Della defezione del gruppo spagnolo di Vox da quello dei Conservatori europei guidato da Giorgia Meloni corrono in parallelo due interpretazioni opposte: quella che la considera come un segno di indebolimento oggettivo e numerico e l’altra che invece la ritiene la liberazione da un movimento di destra molto “identitario” come un viatico. Da un lato c’è infatti il danno di immagine e la possibile perdita del terzo posto nella classifica dei gruppi più consistenti del Parlamento europeo, dall’altro un’utile agevolazione perché il presidente del Consiglio italiano riesca a trovare un accordo con Ursula von der Leyen, a entrare in maggioranza e a chiudere la complessa partita delle trattative post voto europeo per la formazione dei nuovi organismi comunitari.
Questa possibile eterogenesi dei fini ricorda come, in politica e nella vita, vittorie e sconfitte misurate nell’immediato possano risolversi in esiti molto diversi già solo a distanza di qualche giorno o settimana. Ce ne eravamo già accorti con il successo in Sardegna del cosiddetto “campo largo”, che non è servito ad altro che a evidenziare le incompatibilità tra Partito democratico e Movimento 5 stelle; ce ne stiamo accorgendo con il voto europeo che ha confermato il successo politico e personale di Giorgia Meloni ma anche aperto una serie di fibrillazioni sul piano interno. Da allora infatti la Lega ha deciso, per fare fronte al calo di consenso, di accentuare le posizioni controverse e contraddittorie rispetto all’indirizzo della maggioranza, rendendosi così più riconoscibile.

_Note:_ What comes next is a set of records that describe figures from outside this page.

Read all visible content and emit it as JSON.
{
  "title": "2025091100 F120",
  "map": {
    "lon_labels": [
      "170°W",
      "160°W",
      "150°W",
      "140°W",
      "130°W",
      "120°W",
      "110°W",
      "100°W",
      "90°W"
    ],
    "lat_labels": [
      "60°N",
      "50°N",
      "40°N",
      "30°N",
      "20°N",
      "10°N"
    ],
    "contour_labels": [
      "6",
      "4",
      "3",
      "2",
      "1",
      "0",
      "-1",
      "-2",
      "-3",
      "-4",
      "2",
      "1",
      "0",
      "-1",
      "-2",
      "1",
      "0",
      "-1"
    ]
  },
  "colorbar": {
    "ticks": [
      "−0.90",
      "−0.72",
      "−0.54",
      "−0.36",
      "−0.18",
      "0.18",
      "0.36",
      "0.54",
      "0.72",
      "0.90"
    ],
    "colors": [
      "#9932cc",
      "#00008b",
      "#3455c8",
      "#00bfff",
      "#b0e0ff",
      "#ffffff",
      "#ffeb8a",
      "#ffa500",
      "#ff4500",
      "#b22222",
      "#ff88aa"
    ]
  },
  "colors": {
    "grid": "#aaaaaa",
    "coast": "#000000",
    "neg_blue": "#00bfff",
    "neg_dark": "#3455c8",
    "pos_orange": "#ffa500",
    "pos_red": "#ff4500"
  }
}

È successo su temi di coscienza come la bioetica e sui temi fondamentali delle riforme istituzionali, dove è molto netta la contrapposizione a Forza Italia. La Lega ha preso a sollevare anche questioni più minute, episodiche, occasionali che però concorrono sempre allo scopo di marcare il territorio, dall’intitolazione dell’aeroporto di Malpensa a Silvio Berlusconi (mossa provocatoria e tutto sommato anche arguta per schiacciare il partito di Antonio Tajani) ai vaccini, andando a solleticare un sentimento di fastidio per la conduzione delle politiche sanitarie che rimanda ai tempi della pandemia da Covid ed è abbastanza trasversale a tutto il centrodestra, tant’è che un quotidiano come la Verità ne ha fatto la sua principale battaglia editoriale, pubblicando quasi tutti i giorni in prima pagina titoli al riguardo. Peraltro la questione ha un indiretto ma non irrilevante collegamento con le vicende europee: ricordiamo che Ursula von der Leyen è di nuovo avviata a guidare la Commissione nonostante siano emersi a suo carico potenziali conflitti di interessi con il settore farmaceutico. Precisiamo a margine che Salvini, in un’intervista odierna, ovviamente assicura che tutte queste considerazioni sono “palle” e che il governo arriverà fino all’ultimo giorno della legislatura.
In sostanza ci possiamo chiedere quanto sia difficile dire, in politica, se si è più forti o meno forti. E scusandoci per il banale gioco di parole chiudiamo sulla vicenda di Chico Forti, che rischia di trasformarsi in un addebito direttamente a carico del presidente Meloni, che ha ricevuto l’imprenditore italiano condannato negli Stati Uniti quando è tornato in Italia. L’estradizione di per sé non aveva creato grosse polemiche ma la scelta di riceverlo all’aeroporto e fare una foto assieme, entrambi sorridenti, è parsa a qualcuno decisamente inopportuna e ora consente a giornali come il Fatto Quotidiano in particolare ma anche al Corriere della Sera di scavare nella vicenda dei comportamenti presunti (e a dire la verità apparentemente improbabili) di Forti durante la sua detenzione in Italia, caricandoli contro il Presidente del consiglio. Un caso nel quale sarebbe stato sicuramente meglio essere… meno Forti.